Color-Coded Charts Increase Parental Awareness of BMI

Charts may be useful in pediatric practices, especially for parents with lower education levels

MONDAY, Sept. 21 (HealthDay News) -- In pediatric practices, color-coded charting may improve parental understanding of body mass index (BMI), according to a study in the September/October issue of Academic Pediatrics.

Matthew D. Oettinger, of the University of North Carolina School of Medicine in Chapel Hill, and colleagues studied a diverse group of 163 parents of children ages 2 to 8 years at two academic pediatric centers.

Initially, the researchers found that 60 percent were aware of BMI but that only 30 percent could define it at least partially correctly. They found that the use of color-coded charts was associated with greater odds of answering BMI-related questions correctly (mean, 88 percent) than the use of standard charts (mean, 65 percent). They also found that the use of color-coded charts increased comprehension more among parents with grade-school-level numeracy than it did among patients with at least high-school-level numeracy.
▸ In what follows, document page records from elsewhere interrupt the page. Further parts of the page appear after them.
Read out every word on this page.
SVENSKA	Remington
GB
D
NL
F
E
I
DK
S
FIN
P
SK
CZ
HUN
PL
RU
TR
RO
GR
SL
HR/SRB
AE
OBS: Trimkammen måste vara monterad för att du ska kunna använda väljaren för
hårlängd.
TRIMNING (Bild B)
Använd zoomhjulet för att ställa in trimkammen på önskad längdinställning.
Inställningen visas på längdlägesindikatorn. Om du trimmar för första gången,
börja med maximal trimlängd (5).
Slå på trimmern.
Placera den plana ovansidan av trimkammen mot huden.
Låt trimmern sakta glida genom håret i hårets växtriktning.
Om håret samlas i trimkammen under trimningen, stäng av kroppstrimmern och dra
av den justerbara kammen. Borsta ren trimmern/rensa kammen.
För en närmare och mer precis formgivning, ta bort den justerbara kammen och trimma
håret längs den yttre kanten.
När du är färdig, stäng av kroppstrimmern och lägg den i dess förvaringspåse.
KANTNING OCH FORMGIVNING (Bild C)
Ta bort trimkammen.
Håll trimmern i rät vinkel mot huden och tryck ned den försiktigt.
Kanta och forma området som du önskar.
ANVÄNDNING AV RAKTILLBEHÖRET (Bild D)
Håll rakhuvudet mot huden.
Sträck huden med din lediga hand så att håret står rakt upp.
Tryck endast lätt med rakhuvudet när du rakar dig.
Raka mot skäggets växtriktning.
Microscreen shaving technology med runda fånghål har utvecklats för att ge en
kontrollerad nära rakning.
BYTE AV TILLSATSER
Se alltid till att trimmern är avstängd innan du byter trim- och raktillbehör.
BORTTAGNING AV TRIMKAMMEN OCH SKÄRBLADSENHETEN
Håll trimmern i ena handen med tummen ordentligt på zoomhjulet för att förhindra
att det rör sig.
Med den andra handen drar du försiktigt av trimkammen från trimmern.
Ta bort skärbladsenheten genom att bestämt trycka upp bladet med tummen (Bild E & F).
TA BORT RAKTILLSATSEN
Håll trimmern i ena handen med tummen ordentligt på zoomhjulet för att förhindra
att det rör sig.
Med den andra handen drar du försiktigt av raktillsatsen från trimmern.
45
"Our results suggest that color-coded BMI charts increase the number of parents who will understand BMI charting, particularly those with lower numeracy," the authors conclude. "Color-coded BMI charting may be one element in the growing repertoire of tools to assist pediatricians in effectively communicating with parents and may help start a conversation of therapeutic lifestyle change in an era of a childhood obesity epidemic."